The people of Fairfax County are strong and resilient, more than ever during this time of COVID-19. When I speak with community members, one common question comes up: “How can I help?” Wash your hands. Social distance. Then, help feed your neighbor.

Food insecurity is on the rise. During a recent two-week period, the Capital Area Food Bank reported a demand increase of 300% compared to the same period last year. There are 70,000 families living in poverty in Fairfax County. We need to address this problem, for access to food is a human right.

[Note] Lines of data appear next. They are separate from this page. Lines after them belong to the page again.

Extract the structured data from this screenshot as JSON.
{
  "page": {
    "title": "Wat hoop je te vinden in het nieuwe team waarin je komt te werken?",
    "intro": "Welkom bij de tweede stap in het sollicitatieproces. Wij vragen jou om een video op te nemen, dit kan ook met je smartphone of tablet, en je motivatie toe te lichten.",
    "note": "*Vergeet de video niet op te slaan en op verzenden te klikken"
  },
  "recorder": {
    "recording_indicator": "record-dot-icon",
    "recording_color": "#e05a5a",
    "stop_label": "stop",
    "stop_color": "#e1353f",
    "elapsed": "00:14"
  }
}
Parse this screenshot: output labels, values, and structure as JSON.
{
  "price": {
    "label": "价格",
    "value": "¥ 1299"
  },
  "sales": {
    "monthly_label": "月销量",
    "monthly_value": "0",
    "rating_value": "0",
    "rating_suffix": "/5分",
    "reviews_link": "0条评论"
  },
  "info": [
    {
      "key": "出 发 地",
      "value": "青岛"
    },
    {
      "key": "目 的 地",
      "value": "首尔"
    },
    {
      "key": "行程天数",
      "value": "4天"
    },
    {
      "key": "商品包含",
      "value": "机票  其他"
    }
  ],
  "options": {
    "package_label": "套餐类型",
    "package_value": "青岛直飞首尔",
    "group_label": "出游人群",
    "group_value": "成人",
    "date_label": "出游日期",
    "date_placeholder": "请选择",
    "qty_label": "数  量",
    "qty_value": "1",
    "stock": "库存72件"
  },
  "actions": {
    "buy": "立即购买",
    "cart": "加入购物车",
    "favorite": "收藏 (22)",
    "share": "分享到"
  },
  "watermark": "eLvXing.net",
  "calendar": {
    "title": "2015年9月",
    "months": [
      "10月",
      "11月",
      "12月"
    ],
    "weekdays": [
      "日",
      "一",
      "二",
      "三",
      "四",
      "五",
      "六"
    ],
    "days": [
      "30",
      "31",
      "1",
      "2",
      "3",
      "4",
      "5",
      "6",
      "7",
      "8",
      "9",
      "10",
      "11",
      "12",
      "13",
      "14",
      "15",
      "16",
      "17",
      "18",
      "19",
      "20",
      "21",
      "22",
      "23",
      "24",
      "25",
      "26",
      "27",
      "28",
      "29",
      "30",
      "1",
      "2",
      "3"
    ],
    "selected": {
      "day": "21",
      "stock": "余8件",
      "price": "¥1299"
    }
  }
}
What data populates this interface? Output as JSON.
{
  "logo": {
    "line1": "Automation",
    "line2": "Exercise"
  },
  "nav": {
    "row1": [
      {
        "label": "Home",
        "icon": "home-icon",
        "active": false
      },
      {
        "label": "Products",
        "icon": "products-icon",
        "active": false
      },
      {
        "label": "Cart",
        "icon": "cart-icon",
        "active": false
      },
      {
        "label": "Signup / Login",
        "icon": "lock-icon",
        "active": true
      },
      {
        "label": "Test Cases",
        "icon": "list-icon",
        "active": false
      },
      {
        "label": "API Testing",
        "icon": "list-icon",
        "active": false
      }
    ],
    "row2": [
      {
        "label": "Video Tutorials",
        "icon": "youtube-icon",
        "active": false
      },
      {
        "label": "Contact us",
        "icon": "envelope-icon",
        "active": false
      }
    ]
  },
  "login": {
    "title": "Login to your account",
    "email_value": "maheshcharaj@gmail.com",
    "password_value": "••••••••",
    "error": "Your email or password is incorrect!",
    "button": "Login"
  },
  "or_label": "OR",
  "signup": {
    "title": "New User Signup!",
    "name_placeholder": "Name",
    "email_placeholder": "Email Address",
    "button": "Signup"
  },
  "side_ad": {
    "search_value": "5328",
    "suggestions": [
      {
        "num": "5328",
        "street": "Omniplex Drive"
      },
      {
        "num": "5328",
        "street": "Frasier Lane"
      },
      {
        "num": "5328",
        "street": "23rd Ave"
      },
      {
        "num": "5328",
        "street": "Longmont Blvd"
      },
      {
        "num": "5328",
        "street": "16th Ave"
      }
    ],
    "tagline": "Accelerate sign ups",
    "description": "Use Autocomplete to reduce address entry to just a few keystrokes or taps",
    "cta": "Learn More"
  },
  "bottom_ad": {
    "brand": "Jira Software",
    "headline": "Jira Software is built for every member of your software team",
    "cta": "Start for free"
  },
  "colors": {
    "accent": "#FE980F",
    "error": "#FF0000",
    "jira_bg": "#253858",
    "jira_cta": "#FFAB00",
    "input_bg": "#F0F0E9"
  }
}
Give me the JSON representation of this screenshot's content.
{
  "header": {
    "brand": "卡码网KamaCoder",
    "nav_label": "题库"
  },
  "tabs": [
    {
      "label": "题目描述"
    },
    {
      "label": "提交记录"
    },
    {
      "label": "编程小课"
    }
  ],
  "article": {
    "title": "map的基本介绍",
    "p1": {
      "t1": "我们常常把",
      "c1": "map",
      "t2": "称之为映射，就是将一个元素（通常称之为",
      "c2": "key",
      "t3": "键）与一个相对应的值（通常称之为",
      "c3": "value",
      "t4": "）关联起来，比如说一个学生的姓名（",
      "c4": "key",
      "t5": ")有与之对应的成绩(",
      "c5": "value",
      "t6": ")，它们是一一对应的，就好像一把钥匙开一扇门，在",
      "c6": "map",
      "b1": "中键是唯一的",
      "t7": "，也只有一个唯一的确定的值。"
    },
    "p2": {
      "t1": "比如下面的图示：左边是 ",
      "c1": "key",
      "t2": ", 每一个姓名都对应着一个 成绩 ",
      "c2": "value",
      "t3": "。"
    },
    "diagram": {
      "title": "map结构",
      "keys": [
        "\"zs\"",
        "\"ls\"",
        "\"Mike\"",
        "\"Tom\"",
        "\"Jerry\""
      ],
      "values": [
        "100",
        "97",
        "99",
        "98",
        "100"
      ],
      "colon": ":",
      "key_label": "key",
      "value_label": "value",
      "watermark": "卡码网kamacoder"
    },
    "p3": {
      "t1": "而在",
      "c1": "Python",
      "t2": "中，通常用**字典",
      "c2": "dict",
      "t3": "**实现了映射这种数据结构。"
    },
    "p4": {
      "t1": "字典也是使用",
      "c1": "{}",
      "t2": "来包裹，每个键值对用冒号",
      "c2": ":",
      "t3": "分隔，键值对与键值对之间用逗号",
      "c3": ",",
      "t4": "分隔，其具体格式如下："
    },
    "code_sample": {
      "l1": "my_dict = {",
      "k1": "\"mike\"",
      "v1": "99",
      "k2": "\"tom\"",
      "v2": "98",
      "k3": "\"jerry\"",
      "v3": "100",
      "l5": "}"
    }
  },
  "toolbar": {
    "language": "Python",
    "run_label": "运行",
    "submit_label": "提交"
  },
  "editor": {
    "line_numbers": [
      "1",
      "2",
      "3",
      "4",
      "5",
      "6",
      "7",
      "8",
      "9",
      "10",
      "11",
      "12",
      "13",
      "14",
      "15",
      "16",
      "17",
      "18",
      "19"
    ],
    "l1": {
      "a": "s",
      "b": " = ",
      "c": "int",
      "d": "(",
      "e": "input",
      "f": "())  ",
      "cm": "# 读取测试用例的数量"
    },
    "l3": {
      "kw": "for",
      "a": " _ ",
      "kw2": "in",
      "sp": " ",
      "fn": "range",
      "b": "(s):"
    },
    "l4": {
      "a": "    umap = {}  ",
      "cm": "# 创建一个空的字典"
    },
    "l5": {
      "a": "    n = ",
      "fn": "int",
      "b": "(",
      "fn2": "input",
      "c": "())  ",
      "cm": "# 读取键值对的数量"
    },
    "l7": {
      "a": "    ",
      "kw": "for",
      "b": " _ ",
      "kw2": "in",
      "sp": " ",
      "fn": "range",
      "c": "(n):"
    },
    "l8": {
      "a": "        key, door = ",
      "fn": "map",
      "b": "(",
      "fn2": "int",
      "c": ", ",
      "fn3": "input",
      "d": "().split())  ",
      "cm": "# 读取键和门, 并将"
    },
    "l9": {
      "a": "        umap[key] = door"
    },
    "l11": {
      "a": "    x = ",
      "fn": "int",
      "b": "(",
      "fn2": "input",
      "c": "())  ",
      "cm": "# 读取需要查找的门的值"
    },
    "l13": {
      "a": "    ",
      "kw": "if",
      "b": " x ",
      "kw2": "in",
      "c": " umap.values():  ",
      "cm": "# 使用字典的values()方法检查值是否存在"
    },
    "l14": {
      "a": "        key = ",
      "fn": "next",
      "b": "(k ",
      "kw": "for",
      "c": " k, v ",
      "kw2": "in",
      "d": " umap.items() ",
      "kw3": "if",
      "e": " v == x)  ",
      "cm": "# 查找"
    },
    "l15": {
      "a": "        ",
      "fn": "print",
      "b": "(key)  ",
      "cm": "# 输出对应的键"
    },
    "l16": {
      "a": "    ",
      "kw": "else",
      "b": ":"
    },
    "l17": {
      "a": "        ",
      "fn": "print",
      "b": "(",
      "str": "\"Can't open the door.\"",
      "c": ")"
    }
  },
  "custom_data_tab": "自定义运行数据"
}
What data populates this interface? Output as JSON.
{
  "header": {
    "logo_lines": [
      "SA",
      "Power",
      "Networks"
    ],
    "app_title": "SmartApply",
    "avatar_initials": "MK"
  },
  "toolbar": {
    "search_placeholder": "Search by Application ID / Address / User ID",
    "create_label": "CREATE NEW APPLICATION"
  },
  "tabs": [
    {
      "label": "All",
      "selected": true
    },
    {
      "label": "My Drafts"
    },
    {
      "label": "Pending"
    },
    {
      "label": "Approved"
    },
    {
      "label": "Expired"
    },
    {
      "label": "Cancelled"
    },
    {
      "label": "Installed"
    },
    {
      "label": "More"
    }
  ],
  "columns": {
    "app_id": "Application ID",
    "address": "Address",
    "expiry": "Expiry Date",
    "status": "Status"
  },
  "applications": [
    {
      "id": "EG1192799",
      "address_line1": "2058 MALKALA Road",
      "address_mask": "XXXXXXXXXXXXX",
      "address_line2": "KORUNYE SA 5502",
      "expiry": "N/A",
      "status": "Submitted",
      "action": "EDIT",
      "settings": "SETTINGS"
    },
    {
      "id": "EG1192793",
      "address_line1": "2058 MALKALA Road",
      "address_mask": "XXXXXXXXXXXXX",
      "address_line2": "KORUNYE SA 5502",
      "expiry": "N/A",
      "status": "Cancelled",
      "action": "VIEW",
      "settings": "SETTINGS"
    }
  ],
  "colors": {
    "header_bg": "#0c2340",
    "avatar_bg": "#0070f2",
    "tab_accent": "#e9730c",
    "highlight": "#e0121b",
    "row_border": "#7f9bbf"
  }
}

I’m calling on the Providence District to reach into your pantry or grocery cart to buy a can, give a can, and donate to Food for Others. We can tackle food insecurity in our area together at home and online.

Food for Others, located in Merrifield, is a hub that supplies food to more than 2,000 families every week. Since the COVID-19 pandemic, three times more families have relied on Food for Others to feed their households. This is why I have partnered with Food for Others and neighborhoods in our district to start local food drives. You can help.

Start organizing! You can take action by reaching out to your homeowners’ association or community organization to help set up a neighborhood food drive. Establish a drop off location and spread the word to your neighbors. Organize volunteers to pick up the canned goods and produce to deliver to Food for Others.

We can help! Contact our team at [email protected] and we can work with you to organize a safe and engaging food drive that fits your community.

Canned chili, canned chicken, canned fruit, rice, spaghetti sauce, cardboard boxes and fresh produce are some of the items most in demand. If you are fortunate to have a home vegetable or herb garden, plant an additional row and donate your fresh produce to Food for Others. Your neighbors in need will thank you!

The Providence District has made so much progress already. The Falls Hill and Miller Heights organizations have each collected 800 pounds of food, and many other communities in our district have donated hundreds of pounds of food.  I can’t wait to see how big this effort can grow.

Let’s join forces and fight this battle against hunger together. I am so proud of the work the Providence District has already done to help one another. There is more work to be done to bring food security to our neighbors in need. I thank you for your help.